October 19, 2017
The Foster School of Business: When centralizing services leads to widely shared benefits
“The new model has helped us establish the Foster brand as an extension of the UW’s excellent reputation. It’s also allowed us to focus on the ‘customer experience’ — for prospects, students, alumni, recruiters, donors and our programs’ staff.”
—Eric Nobis, managing director of Marketing and communications at the Foster School of Business
Centralization can sometimes produce similar benefits to a shared services model — especially, when the priority is to reach more customers with improved service.
The challenge: Decentralized marketing and communications services led to inconsistency and confusion
Before 2008, marketing and communications were separate entities in the Foster School with independent reporting lines and goals. Most of Foster’s programs had their own web editors, as well as someone on staff serving in at least a partial marketing capacity.
As programs ran direct mail and advertising campaigns to recruit prospective students, there was a lot of room for confusion. Communications with prospective students sometimes overlapped, web standards were difficult to establish, and navigation across programs was uneven. This made it more difficult for prospects to look at multiple programs — and for the separate units to function efficiently.

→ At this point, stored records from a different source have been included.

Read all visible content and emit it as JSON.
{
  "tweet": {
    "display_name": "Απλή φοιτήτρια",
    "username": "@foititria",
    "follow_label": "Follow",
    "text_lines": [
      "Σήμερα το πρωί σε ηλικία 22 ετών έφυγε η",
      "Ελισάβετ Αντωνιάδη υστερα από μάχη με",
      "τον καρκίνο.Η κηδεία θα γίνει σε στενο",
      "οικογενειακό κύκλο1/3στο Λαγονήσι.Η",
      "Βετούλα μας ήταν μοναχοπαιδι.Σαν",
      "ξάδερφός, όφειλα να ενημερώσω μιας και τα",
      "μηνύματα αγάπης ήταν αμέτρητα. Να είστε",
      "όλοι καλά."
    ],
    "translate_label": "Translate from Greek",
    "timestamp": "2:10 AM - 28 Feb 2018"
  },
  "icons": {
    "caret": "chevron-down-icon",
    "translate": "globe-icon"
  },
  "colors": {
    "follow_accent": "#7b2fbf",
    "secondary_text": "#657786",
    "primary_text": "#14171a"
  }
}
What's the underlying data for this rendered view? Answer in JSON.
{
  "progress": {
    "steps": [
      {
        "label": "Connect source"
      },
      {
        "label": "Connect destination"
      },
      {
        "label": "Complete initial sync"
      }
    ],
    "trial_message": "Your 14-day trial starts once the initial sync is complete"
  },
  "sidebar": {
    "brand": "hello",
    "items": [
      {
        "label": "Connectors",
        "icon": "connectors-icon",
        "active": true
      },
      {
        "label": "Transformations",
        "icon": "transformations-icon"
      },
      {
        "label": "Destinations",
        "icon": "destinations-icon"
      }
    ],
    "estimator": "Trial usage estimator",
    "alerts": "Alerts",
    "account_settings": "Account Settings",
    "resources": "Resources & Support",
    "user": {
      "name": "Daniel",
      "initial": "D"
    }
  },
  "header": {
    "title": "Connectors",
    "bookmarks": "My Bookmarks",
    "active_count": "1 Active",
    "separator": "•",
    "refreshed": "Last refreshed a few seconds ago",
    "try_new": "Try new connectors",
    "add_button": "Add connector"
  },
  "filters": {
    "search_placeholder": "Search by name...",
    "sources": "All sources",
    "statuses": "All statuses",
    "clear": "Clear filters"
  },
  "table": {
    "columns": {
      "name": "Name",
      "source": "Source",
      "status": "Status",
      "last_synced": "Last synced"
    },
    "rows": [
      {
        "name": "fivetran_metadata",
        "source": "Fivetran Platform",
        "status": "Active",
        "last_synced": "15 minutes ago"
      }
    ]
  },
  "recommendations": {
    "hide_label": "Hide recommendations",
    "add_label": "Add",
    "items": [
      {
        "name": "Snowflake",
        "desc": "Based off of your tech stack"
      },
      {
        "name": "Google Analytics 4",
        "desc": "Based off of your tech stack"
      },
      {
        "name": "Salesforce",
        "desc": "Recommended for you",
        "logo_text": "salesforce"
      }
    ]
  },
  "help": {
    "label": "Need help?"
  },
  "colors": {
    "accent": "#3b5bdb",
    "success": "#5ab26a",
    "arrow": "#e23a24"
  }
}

Access to services was also uneven for the programs themselves. Revenue-generating programs could fund in-house marketing and communications needs, but others had fewer resources to do so — often, the same programs that could benefit most from a dedicated marketing team.
The solution: Build an internal marketing and communications “agency”
Staff in the marketing and communications units worked together to brainstorm how to best combine and improve services. With support from the dean, they decided to consolidate everything from the website to advertising, video production and market intelligence into one centrally supported Marketing & Communications unit.
To make the shift, the units merged under a single director who reports to the Associate Dean for Advancement. Advertising was paired with visual brand management to establish a consistent look and feel for outbound communications. Website management was transferred to an online marketing team to structure and support the community of web editors across Foster. They centralized web content creation, editing and theming services, and shifted responsibilities so that their multimedia producer could focus more on video production and tell more of Foster’s stories, from web features to marketing pitches, via video.
The team makes market intelligence more accessible, allowing programs to use information — such as demand for various degrees and the factors driving rankings — for future planning. In addition, they now do comprehensive advertising, recruitment campaigns, social media, communication plans and publication of Foster Business magazine. They create and execute marketing plans at the school, program and center levels that benefit all Foster’s programs.
The benefits: Service at greater scale with a smaller, nimble team
The team today is smaller, and yet they complete more, larger-scale projects. Since the new unit is centrally-supported, individual programs don’t need to build in marketing and communications capacities; all programs have access to the team’s improved services. “Centralization means we have a shared opportunity for the rest of the school — we can be shared further afield,” says Eric Nobis, managing director of Marketing and Communications at Foster.
For example, the Consulting and Business Development Center connects student consulting teams to local businesses. The program provides low-cost marketing services to minority- and women-owned businesses, and a real-world practicum for students. Foster’s centralized team now handles the program’s marketing and promotion at a scale that would have been previously unaffordable. These services bring in more support for the program — and by extension, the local community.
Foster’s work-compatible MBA programs also benefit from the team’s new approach. The four programs have revenue-generating need; they also often compete for students in the same market. Now, marketing and recruitment efforts can be more consistent, targeted and efficient, since they are all being executed by the same team.
Unlike conventional shared services models, the team’s coverage of services across Foster doesn’t lend itself to individual partnership-level agreements with clients, or to setting shared goals and values at the start of each service relationship. “The shared aspect to the new model is, primarily, the enabling of a broader set of clients than we otherwise could have,” says Nobis. And, as with shared services, the team is “really steeped in what they’re doing,” he says. Now, that expertise can reach programs, staff and students across Foster.